In the second season, during the death scene of Marian. On the one hand, the build-up involves a confusing and contrived sequence of events, and the death scene itself is drawn out to an utterly ridiculous extent in which Marian has a sword in her stomach and yet is able to carry on a completely coherent conversation for several minutes; on the other hand, Maid freaking Marian is dying and the Emotional Torque is Over Nine Thousand and no one can believe it's really happening and it's the most horrible, devastating thing that's ever happened on any Robin Hood retelling ever.
Robin: "We have forever, my love." Marian: "I hope we have forever in heaven, because we didn't get enough time on earth."
Topped only by their Together in Death scene at the very end of the series, which echoes their parting words:
Robin: My wife... Marian: Now and forever, my love.
The creators of The Weird Al Show note in the commentaries that Brian Haley as The Hooded Avenger had the unenviable task of delivering the majority of the show's Anvilicious morals. But his Adam West style utter conviction to the part makes it work.
Watch Leonard Nimoy's In Search Of. The narration on the wild theories of all kinds of mysteries, complete with Leonard Nimoy rocking a 70's 'stache, makes this show ridiculously wonderful to watch.
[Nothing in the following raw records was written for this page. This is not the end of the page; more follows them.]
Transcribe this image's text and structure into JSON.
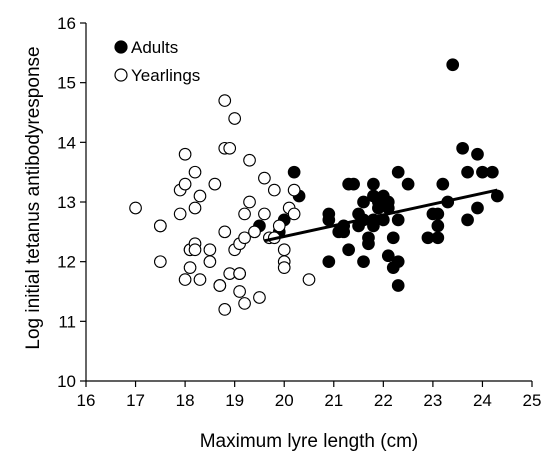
{
  "chart_data": {
    "type": "scatter",
    "xlabel": "Maximum lyre length (cm)",
    "ylabel": "Log initial tetanus antibodyresponse",
    "xlim": [
      16,
      25
    ],
    "ylim": [
      10,
      16
    ],
    "xticks": [
      16,
      17,
      18,
      19,
      20,
      21,
      22,
      23,
      24,
      25
    ],
    "yticks": [
      10,
      11,
      12,
      13,
      14,
      15,
      16
    ],
    "grid": false,
    "legend_position": "top-left",
    "series": [
      {
        "name": "Adults",
        "marker": "filled-circle",
        "points": [
          [
            19.5,
            12.6
          ],
          [
            19.9,
            12.5
          ],
          [
            20.0,
            12.7
          ],
          [
            20.2,
            13.5
          ],
          [
            20.3,
            13.1
          ],
          [
            20.9,
            12.7
          ],
          [
            20.9,
            12.8
          ],
          [
            20.9,
            12.0
          ],
          [
            21.1,
            12.5
          ],
          [
            21.2,
            12.6
          ],
          [
            21.2,
            12.5
          ],
          [
            21.3,
            13.3
          ],
          [
            21.3,
            12.2
          ],
          [
            21.4,
            13.3
          ],
          [
            21.5,
            12.8
          ],
          [
            21.5,
            12.6
          ],
          [
            21.6,
            12.7
          ],
          [
            21.6,
            12.0
          ],
          [
            21.6,
            13.0
          ],
          [
            21.7,
            12.3
          ],
          [
            21.7,
            12.4
          ],
          [
            21.8,
            12.6
          ],
          [
            21.8,
            12.7
          ],
          [
            21.8,
            13.1
          ],
          [
            21.8,
            13.3
          ],
          [
            21.9,
            13.0
          ],
          [
            21.9,
            12.9
          ],
          [
            22.0,
            13.1
          ],
          [
            22.0,
            12.7
          ],
          [
            22.1,
            12.1
          ],
          [
            22.1,
            12.9
          ],
          [
            22.1,
            13.0
          ],
          [
            22.2,
            12.4
          ],
          [
            22.2,
            11.9
          ],
          [
            22.3,
            12.0
          ],
          [
            22.3,
            11.6
          ],
          [
            22.3,
            12.7
          ],
          [
            22.3,
            13.5
          ],
          [
            22.5,
            13.3
          ],
          [
            22.9,
            12.4
          ],
          [
            23.0,
            12.8
          ],
          [
            23.1,
            12.8
          ],
          [
            23.1,
            12.6
          ],
          [
            23.1,
            12.4
          ],
          [
            23.2,
            13.3
          ],
          [
            23.3,
            13.0
          ],
          [
            23.4,
            15.3
          ],
          [
            23.6,
            13.9
          ],
          [
            23.7,
            12.7
          ],
          [
            23.7,
            13.5
          ],
          [
            23.9,
            13.8
          ],
          [
            23.9,
            12.9
          ],
          [
            24.0,
            13.5
          ],
          [
            24.2,
            13.5
          ],
          [
            24.3,
            13.1
          ]
        ]
      },
      {
        "name": "Yearlings",
        "marker": "open-circle",
        "points": [
          [
            17.0,
            12.9
          ],
          [
            17.5,
            12.6
          ],
          [
            17.5,
            12.6
          ],
          [
            17.5,
            12.0
          ],
          [
            17.9,
            13.2
          ],
          [
            17.9,
            12.8
          ],
          [
            18.0,
            13.8
          ],
          [
            18.0,
            13.3
          ],
          [
            18.0,
            11.7
          ],
          [
            18.1,
            12.2
          ],
          [
            18.1,
            11.9
          ],
          [
            18.1,
            12.2
          ],
          [
            18.2,
            12.3
          ],
          [
            18.2,
            12.2
          ],
          [
            18.2,
            12.9
          ],
          [
            18.2,
            13.5
          ],
          [
            18.3,
            13.1
          ],
          [
            18.3,
            11.7
          ],
          [
            18.5,
            12.0
          ],
          [
            18.5,
            12.2
          ],
          [
            18.6,
            13.3
          ],
          [
            18.7,
            11.6
          ],
          [
            18.7,
            11.6
          ],
          [
            18.8,
            14.7
          ],
          [
            18.8,
            13.9
          ],
          [
            18.8,
            12.5
          ],
          [
            18.8,
            11.2
          ],
          [
            18.9,
            11.8
          ],
          [
            18.9,
            13.9
          ],
          [
            19.0,
            14.4
          ],
          [
            19.0,
            12.2
          ],
          [
            19.1,
            11.8
          ],
          [
            19.1,
            11.5
          ],
          [
            19.1,
            11.8
          ],
          [
            19.1,
            12.3
          ],
          [
            19.2,
            12.8
          ],
          [
            19.2,
            11.3
          ],
          [
            19.2,
            12.4
          ],
          [
            19.3,
            13.7
          ],
          [
            19.3,
            13.0
          ],
          [
            19.4,
            12.5
          ],
          [
            19.5,
            11.4
          ],
          [
            19.6,
            13.4
          ],
          [
            19.6,
            12.8
          ],
          [
            19.7,
            12.4
          ],
          [
            19.8,
            13.2
          ],
          [
            19.8,
            12.4
          ],
          [
            19.9,
            12.6
          ],
          [
            20.0,
            12.0
          ],
          [
            20.0,
            12.2
          ],
          [
            20.0,
            11.9
          ],
          [
            20.1,
            12.9
          ],
          [
            20.2,
            12.8
          ],
          [
            20.2,
            13.2
          ],
          [
            20.5,
            11.7
          ]
        ]
      }
    ],
    "trendline": {
      "label": "",
      "from": [
        19.6,
        12.35
      ],
      "to": [
        24.3,
        13.2
      ]
    }
  }
}
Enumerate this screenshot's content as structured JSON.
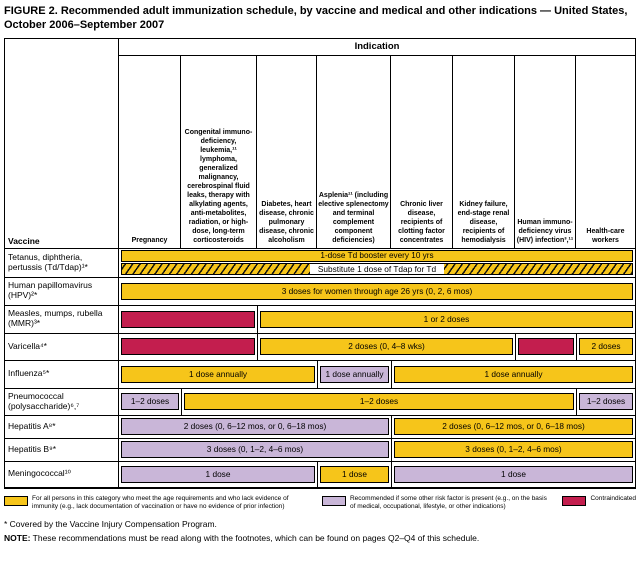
{
  "title": "FIGURE 2. Recommended adult immunization schedule, by vaccine and medical and other indications — United States, October 2006–September 2007",
  "colors": {
    "yellow": "#F6C51A",
    "purple": "#C9B6D8",
    "red": "#C31E4E"
  },
  "table": {
    "corner_label": "Vaccine",
    "indication_label": "Indication",
    "columns": [
      {
        "label": "Pregnancy"
      },
      {
        "label": "Congenital immuno-deficiency, leukemia,¹¹ lymphoma, generalized malignancy, cerebrospinal fluid leaks, therapy with alkylating agents, anti-metabolites, radiation, or high-dose, long-term corticosteroids"
      },
      {
        "label": "Diabetes, heart disease, chronic pulmonary disease, chronic alcoholism"
      },
      {
        "label": "Asplenia¹¹ (including elective splenectomy and terminal complement component deficiencies)"
      },
      {
        "label": "Chronic liver disease, recipients of clotting factor concentrates"
      },
      {
        "label": "Kidney failure, end-stage renal disease, recipients of hemodialysis"
      },
      {
        "label": "Human immuno-deficiency virus (HIV) infection³,¹¹"
      },
      {
        "label": "Health-care workers"
      }
    ],
    "rows": [
      {
        "vaccine": "Tetanus, diphtheria, pertussis (Td/Tdap)¹*",
        "bars": [
          {
            "label": "1-dose Td booster every 10 yrs"
          },
          {
            "label": "Substitute 1 dose of Tdap for Td"
          }
        ]
      },
      {
        "vaccine": "Human papillomavirus (HPV)²*",
        "bars": [
          {
            "label": "3 doses for women through age 26 yrs (0, 2, 6 mos)"
          }
        ]
      },
      {
        "vaccine": "Measles, mumps, rubella (MMR)³*",
        "bars": [
          {
            "label": ""
          },
          {
            "label": "1 or 2 doses"
          }
        ]
      },
      {
        "vaccine": "Varicella⁴*",
        "bars": [
          {
            "label": ""
          },
          {
            "label": "2 doses (0, 4–8 wks)"
          },
          {
            "label": ""
          },
          {
            "label": "2 doses"
          }
        ]
      },
      {
        "vaccine": "Influenza⁵*",
        "bars": [
          {
            "label": "1 dose annually"
          },
          {
            "label": "1 dose annually"
          },
          {
            "label": "1 dose annually"
          }
        ]
      },
      {
        "vaccine": "Pneumococcal (polysaccharide)⁶,⁷",
        "bars": [
          {
            "label": "1–2 doses"
          },
          {
            "label": "1–2 doses"
          },
          {
            "label": "1–2 doses"
          }
        ]
      },
      {
        "vaccine": "Hepatitis A⁸*",
        "bars": [
          {
            "label": "2 doses (0, 6–12 mos, or 0, 6–18 mos)"
          },
          {
            "label": "2 doses (0, 6–12 mos, or 0, 6–18 mos)"
          }
        ]
      },
      {
        "vaccine": "Hepatitis B⁹*",
        "bars": [
          {
            "label": "3 doses (0, 1–2, 4–6 mos)"
          },
          {
            "label": "3 doses (0, 1–2, 4–6 mos)"
          }
        ]
      },
      {
        "vaccine": "Meningococcal¹⁰",
        "bars": [
          {
            "label": "1 dose"
          },
          {
            "label": "1 dose"
          },
          {
            "label": "1 dose"
          }
        ]
      }
    ]
  },
  "legend": [
    {
      "text": "For all persons in this category who meet the age requirements and who lack evidence of immunity (e.g., lack documentation of vaccination or have no evidence of prior infection)"
    },
    {
      "text": "Recommended if some other risk factor is present (e.g., on the basis of medical, occupational, lifestyle, or other indications)"
    },
    {
      "text": "Contraindicated"
    }
  ],
  "footnotes": {
    "star": "* Covered by the Vaccine Injury Compensation Program.",
    "note_label": "NOTE:",
    "note_text": " These recommendations must be read along with the footnotes, which can be found on pages Q2–Q4 of this schedule."
  }
}
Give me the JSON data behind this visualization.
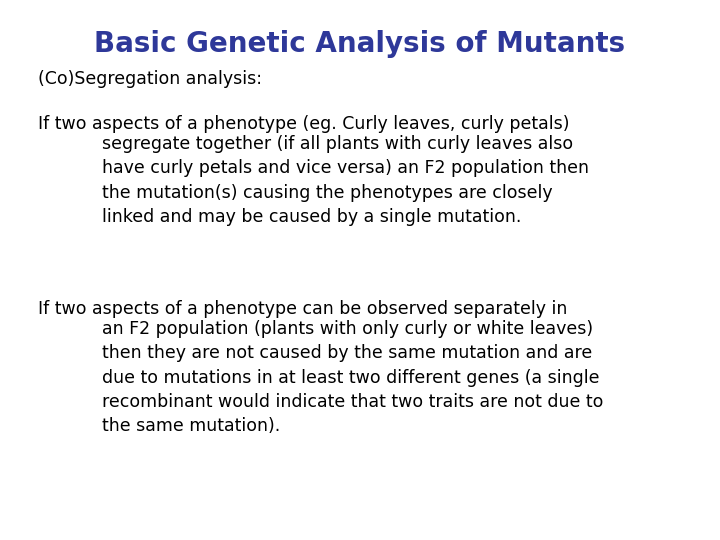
{
  "title": "Basic Genetic Analysis of Mutants",
  "title_color": "#2E3899",
  "title_fontsize": 20,
  "background_color": "#FFFFFF",
  "subtitle": "(Co)Segregation analysis:",
  "body_color": "#000000",
  "body_fontsize": 12.5,
  "paragraph1_line1": "If two aspects of a phenotype (eg. Curly leaves, curly petals)",
  "paragraph1_indent": "    segregate together (if all plants with curly leaves also\n    have curly petals and vice versa) an F2 population then\n    the mutation(s) causing the phenotypes are closely\n    linked and may be caused by a single mutation.",
  "paragraph2_line1": "If two aspects of a phenotype can be observed separately in",
  "paragraph2_indent": "    an F2 population (plants with only curly or white leaves)\n    then they are not caused by the same mutation and are\n    due to mutations in at least two different genes (a single\n    recombinant would indicate that two traits are not due to\n    the same mutation)."
}
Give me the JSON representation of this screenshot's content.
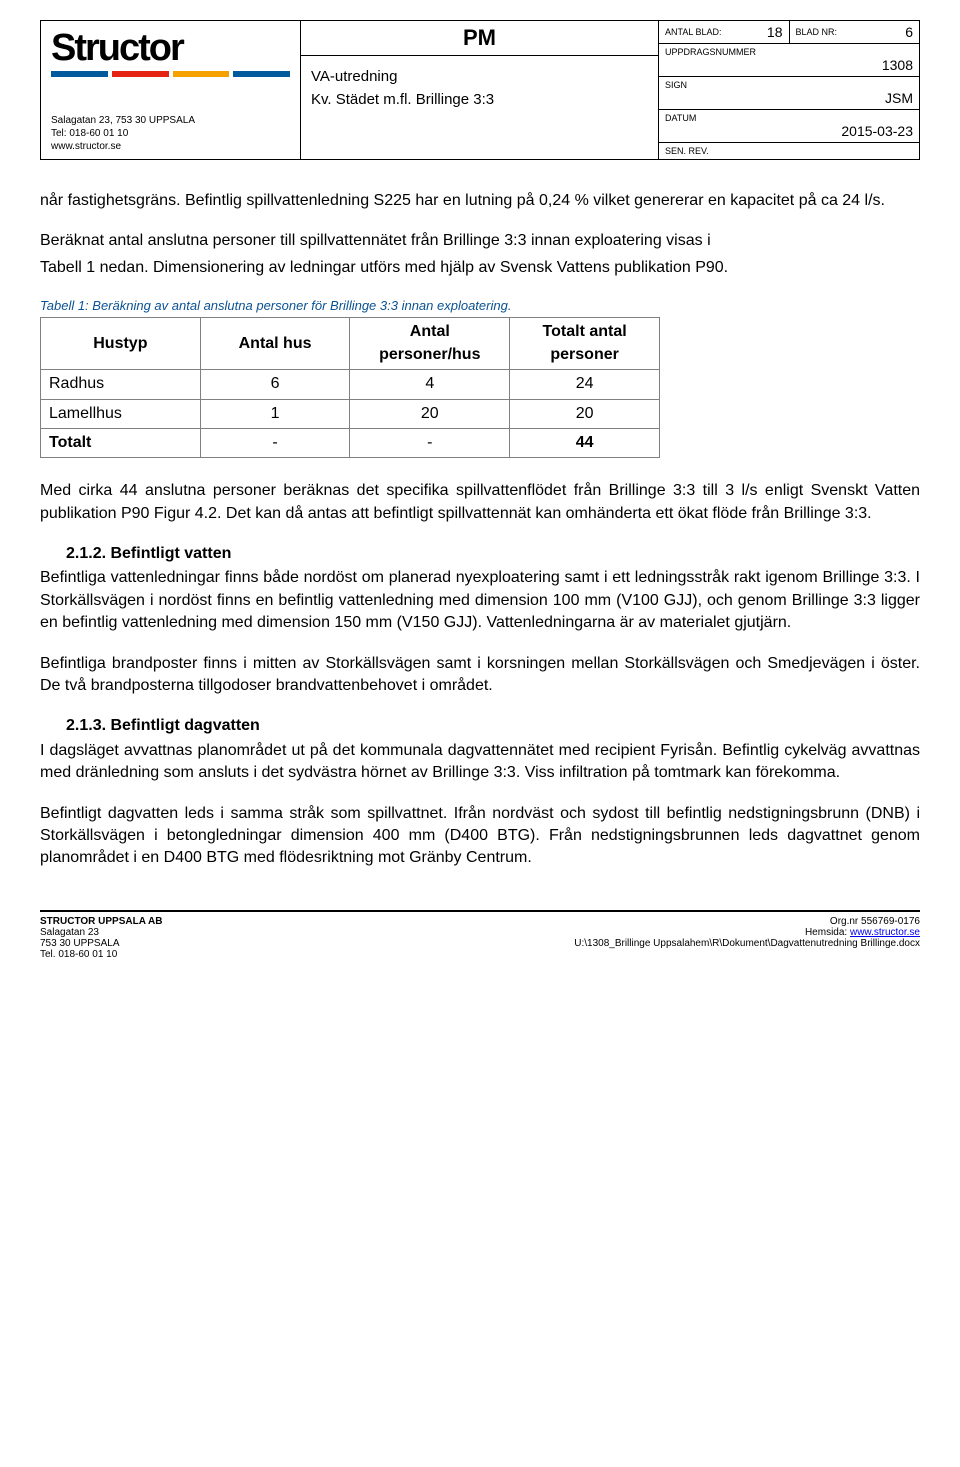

'Allo 'Allo! is just so hammy and cheesy you can't fall in love with it. It really tells you something that the show was popular throughout Europe despite the fact that it made fun of all of them, but it did it in such a way it was impossible to take offense at it.
While "Faith of the Heart", the theme song for Star Trek: Enterprise, is often berated for being a pop song in a franchise whose themes have usually been orchestrated- plus the very schmaltzy and somewhat overwrought lyrics-, the song is an excellent articulation of the themes and messages that lie at the heart of the Star Trek franchise.
When people talk of Christmas variety specials, there's only one more likely to be brought up than The Star Wars Holiday Special — in fact, it's inevitably brought up. That special is Bing Crosby's Merrie Olde Christmas (1977), solely because of the segment in which the "White Christmas" crooner and David Bowie trade contrived banter and sing the duet "Peace on Earth"/"Little Drummer Boy". There were a lot of crazy team-ups in the Variety Show genre as a whole in its prime, but none were quite this crazy...or became so sincerely beloved, because it is a warm, well-performed song. Even in The New Tens, it's a popular radio request when the season rolls around.
Sleepy Hollow is wall-to-wall narm charm. The majority of critics like it not despite, but because of the fact that it's stupid, silly and completely insane, cramming a season's worth of nonsensical plot twists and supernatural crap into 40 minutes each week.
On that note, the parade was cohosted from 1987 until 1997 by Willard Scott (that's him bookending the Marvel clip listed above), who in terms of his other career as a weatherman is a living, breathing incarnation of Narm Charm. Being the original Ronald McDonald might have had something to do with it.
The climax of the second season of Penny Dreadful involves Vanessa confronting a devil-possessed doll version of herself and it speaks with her voice. Because of the writing, the eeriness of the doll, and especially because of Eva Green's performance, the scene works.